The box was meant to be quiet. It serves a handful of static files and runs a couple of small daemons, the sort of machine you forget exists until a graph nudges you. The graph that nudged me showed one core sitting at a steady 100% while the other seven dozed. Load average just above 1.0, which on an eight-core machine is almost a rounding error, easy to ignore. But a pegged core on an idle host means something is in a hot loop, and a hot loop is rarely doing anything you asked for.
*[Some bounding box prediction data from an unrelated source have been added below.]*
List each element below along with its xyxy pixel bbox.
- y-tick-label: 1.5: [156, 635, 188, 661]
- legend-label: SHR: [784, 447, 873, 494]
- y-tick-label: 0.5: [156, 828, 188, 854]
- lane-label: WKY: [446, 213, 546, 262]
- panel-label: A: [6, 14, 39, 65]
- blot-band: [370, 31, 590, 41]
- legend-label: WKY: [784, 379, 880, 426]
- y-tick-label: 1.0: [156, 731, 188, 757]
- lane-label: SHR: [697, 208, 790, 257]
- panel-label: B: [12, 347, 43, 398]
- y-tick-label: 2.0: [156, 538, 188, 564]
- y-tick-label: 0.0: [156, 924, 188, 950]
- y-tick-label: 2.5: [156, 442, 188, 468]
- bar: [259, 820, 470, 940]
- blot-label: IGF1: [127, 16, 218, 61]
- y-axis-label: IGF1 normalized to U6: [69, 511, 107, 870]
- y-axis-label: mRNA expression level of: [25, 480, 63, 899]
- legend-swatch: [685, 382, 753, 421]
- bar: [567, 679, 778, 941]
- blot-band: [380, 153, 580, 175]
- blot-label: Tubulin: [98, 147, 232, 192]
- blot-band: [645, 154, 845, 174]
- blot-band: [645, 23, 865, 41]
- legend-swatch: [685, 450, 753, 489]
top told me what I half expected: nothing useful. CPU usage spread thinly across a dozen processes, none of them obviously the culprit, because the offender was spending its time in the kernel on this host's behalf and top's per-process view doesn't show you that clearly. So I reached for perf.
sudo perf top -g
perf top is top for functions. Instead of processes it shows you the symbols where the CPU is actually spending cycles, sampled live, kernel and userspace together. Within a second or two the top line was unambiguous: the machine was spending the bulk of its time in __softirqd and the networking receive path. Not application code at all. The CPU was busy handling packets.
That reframed the whole thing. A core burning in softirq on the network receive path means a flood of packets arriving, all landing on the same queue and therefore the same CPU. So I stopped looking at processes and started looking at the wire:
sudo tcpdump -ni eth0 -c 2000 | \
awk '{print $3}' | cut -d. -f1-4 | sort | uniq -c | sort -rn | head
One source address accounted for nearly all of it. A misconfigured monitoring agent elsewhere on the network had got itself into a retry storm and was hammering a port that this box wasn't even listening on. Every packet still cost us an interrupt, a trip up the receive path, and a quiet RST on the way out. Thousands per second, all pinned to one core because the NIC's receive steering put that flow on a single queue.
The fix was on the other machine, not this one. I dropped the traffic at the firewall as a stopgap, the core went cold within seconds, and then went and fixed the agent that was actually misbehaving.
The lesson I keep relearning: top tells you which process, perf top tells you which function, and sometimes the function is the kernel telling you the problem isn't on this box at all. If a core is hot and your own code isn't on the perf list, stop reading your application and start reading the network.